AKEL on Cyprus Missing Persons Day
27 October 2023, AKEL C.C. Press Office, Nicosia
By decision of the House of Representatives, October 29th has been established as Cyprus Missing Persons Day. On the 26 October, in 1974, the last prisoners of the invasion had returned to the Republic. This day marked the end of the tortures endured by dozens of prisoners of war and at the same time the starting point for decades of struggle and expectation for hundreds of families.
Of the 2,002 Greek Cypriot and Turkish Cypriot missing persons, to date, 1,034 people have been identified through the work of the Committee on Missing Persons (CMP), while year after year the procedure becomes objectively more difficult. The morphology of the terrain changes, witnesses pass away and even those who are alive find it difficult to provide accurate information.
The difficulties faced by the CMP point to the key as well so that things can move forward quickly. Turkey and the occupying army have all the necessary information concerning both the mass burial sites and the organised movement of remains. If Turkey does not cooperate, the program will become increasingly bogged down.

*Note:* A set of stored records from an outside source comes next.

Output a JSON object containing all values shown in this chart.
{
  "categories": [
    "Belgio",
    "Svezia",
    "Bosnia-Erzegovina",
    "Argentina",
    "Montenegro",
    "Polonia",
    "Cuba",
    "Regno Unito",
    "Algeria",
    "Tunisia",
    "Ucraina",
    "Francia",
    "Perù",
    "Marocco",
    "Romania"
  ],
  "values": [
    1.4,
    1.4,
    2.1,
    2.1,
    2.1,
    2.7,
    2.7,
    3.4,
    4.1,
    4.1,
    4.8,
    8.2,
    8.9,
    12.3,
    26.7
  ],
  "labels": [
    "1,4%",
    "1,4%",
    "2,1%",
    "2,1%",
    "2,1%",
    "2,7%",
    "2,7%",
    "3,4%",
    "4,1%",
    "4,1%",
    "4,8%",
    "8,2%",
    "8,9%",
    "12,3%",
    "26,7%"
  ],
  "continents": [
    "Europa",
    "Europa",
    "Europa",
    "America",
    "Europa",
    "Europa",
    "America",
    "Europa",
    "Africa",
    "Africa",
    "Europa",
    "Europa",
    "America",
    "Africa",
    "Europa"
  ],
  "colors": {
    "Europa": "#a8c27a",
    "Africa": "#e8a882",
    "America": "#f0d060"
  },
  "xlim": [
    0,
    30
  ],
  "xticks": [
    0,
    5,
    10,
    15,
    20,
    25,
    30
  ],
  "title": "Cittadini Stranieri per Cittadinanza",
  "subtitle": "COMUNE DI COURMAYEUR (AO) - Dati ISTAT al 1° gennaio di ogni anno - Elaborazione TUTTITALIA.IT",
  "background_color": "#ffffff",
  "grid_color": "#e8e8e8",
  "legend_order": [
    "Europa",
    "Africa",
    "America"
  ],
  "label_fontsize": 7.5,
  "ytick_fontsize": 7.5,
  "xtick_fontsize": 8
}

The European Union has a special role to play in this field in trying to exert the necessary political and diplomatic pressure on Turkey that can lead to information from the drawers of the Turkish Army being handed to the hands of the CMP scientists.
AKEL is also working in this direction in the European Parliament so that the appointment of a special Rapporteur on the issues of the missing persons of Cyprus will have a supporting role in determining their fate.

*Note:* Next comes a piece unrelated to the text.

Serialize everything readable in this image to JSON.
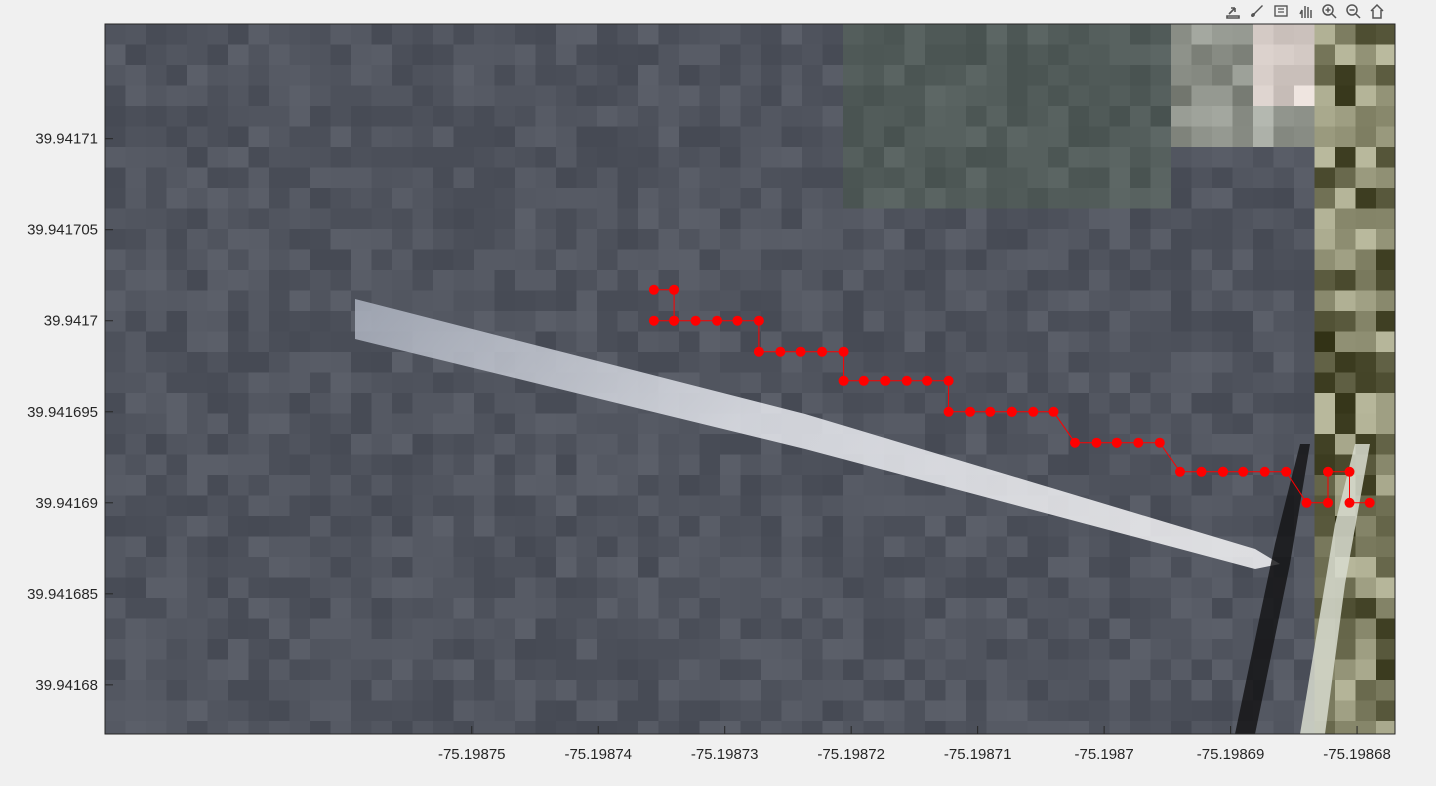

The State and government must not for one minute ignore the drama of the relatives of the missing persons and its consequences. AKEL will continue to support the efforts to establish the fate of the missing persons and at the same time to support the relatives of the missing persons. That is precisely why we insist that the positive response to our demand for the parents, spouses and widows of the missing persons to be granted care is a minimum obligation of the State.